Bel exemple de souverainisme par l’Italie

Par mercredi 14 novembre 2018 Permalink 4

Le choix démocratique italien d’un retour au souverainisme se heurte à une commission européenne prise au piège. Le gouvernement dirigé par Giuseppe Conte mais dont les leaders politiques sont Luigi Di Maio et Matteo Salvini, a décidé de tenir ses promesses électorales. Devant tant d’honnêteté, Bruxelles, pour qui la démocratie s’arrête au niveau de traités éternellement valides,  est sans dessus dessous, mais se retrouve sans moyen réel pour affirmer son autorité. Les italiens ont choisi une relance de leur économie par la demande ce qui ne réussit pas trop mal aux américains et bénéficieront donc d’un revenu minimum universel et d’une baisse des impôts. Malgré les cris d’orfraies de la commission européenne, le déficit public pourrait environner en 2019, 2,4 % du PIB. Quelques dixièmes de pourcentages de plus sur le budget font tout un drame alors que régulièrement entre ce qui est projeté et ce qui arrive vraiment, le hiatus est de cet ordre, voir la France cette année…
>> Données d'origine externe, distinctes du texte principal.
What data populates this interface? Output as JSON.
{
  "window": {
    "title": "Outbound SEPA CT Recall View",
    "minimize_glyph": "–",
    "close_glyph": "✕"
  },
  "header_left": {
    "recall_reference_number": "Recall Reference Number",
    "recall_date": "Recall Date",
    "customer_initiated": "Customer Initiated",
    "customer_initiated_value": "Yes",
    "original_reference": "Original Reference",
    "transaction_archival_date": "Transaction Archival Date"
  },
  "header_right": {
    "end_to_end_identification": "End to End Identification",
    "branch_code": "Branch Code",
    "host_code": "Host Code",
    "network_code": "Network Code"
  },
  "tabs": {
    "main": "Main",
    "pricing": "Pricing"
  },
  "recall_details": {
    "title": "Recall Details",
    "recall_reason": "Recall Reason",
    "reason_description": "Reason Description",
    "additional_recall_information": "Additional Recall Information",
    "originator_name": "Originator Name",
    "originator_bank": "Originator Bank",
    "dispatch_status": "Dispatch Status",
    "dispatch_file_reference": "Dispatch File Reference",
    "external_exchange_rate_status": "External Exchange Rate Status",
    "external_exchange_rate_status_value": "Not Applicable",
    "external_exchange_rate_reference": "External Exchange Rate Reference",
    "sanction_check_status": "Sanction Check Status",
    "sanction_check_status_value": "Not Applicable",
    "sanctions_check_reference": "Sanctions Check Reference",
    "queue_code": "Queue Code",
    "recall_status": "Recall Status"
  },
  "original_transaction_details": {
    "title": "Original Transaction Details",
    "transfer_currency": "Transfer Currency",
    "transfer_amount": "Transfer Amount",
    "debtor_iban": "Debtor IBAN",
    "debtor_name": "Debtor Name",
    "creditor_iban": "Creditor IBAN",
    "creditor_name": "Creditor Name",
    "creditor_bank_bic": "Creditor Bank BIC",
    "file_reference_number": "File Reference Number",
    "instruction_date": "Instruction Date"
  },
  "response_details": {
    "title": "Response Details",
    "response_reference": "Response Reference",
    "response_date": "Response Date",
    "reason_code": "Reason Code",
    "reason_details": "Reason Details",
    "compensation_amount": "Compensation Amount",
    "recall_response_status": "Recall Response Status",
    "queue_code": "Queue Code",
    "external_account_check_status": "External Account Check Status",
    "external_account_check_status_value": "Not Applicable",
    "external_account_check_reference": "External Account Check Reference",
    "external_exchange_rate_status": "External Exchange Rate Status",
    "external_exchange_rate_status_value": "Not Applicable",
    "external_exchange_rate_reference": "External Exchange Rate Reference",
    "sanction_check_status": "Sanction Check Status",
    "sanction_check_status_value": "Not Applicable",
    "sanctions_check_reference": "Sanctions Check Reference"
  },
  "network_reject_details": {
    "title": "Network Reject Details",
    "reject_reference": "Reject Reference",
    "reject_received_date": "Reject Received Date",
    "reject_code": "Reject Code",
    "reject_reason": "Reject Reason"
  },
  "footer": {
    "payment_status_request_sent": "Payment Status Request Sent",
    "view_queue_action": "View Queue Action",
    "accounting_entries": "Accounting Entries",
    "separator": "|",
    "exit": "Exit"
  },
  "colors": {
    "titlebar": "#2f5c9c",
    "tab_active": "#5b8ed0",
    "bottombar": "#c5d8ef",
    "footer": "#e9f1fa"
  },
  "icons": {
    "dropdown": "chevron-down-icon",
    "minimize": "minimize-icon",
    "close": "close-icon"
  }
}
Bien que l’euro apparaisse comme “une expérience économique et sociale erronée”, dixit La Ligue, il est devenu pour les européistes, fondamental, incontestable et intangible. En France, la révolte actuelle des gilets jaunes n’est en fait que la conséquence de cette pratique de la monnaie unique qui veut faire des pays du sud des allemands. Les ménages doivent sans cesse payer pour que l’état ait un budget équilibré qui pérennise les grandes fortunes qui ne sont ainsi plus soumises aux dévaluations monétaires et à l’inflation. L’euro est l’instrument d’une politique ultraconservatrice et inégalitaire. Les italiens contournent le problème en faisant un bras d’honneur à Junker, Moscovici, Merkel et Macron et en proclamant que l’euro sera ce qu’ils veulent qu’il soit et non pas ce que d’autres exigent. Ce courage ne peut que réjouir les populations pliant sous le poids du chômage et des taxations.

« Nous travaillons à un budget qui garantisse plus d’emplois, plus de droits à la retraite et moins d’impôts (…). Si cela convient à l’Europe tant mieux, si cela ne convient pas à l’Europe on continue quand même » proclame Salvini. Le souverainisme, c’est aussi ça.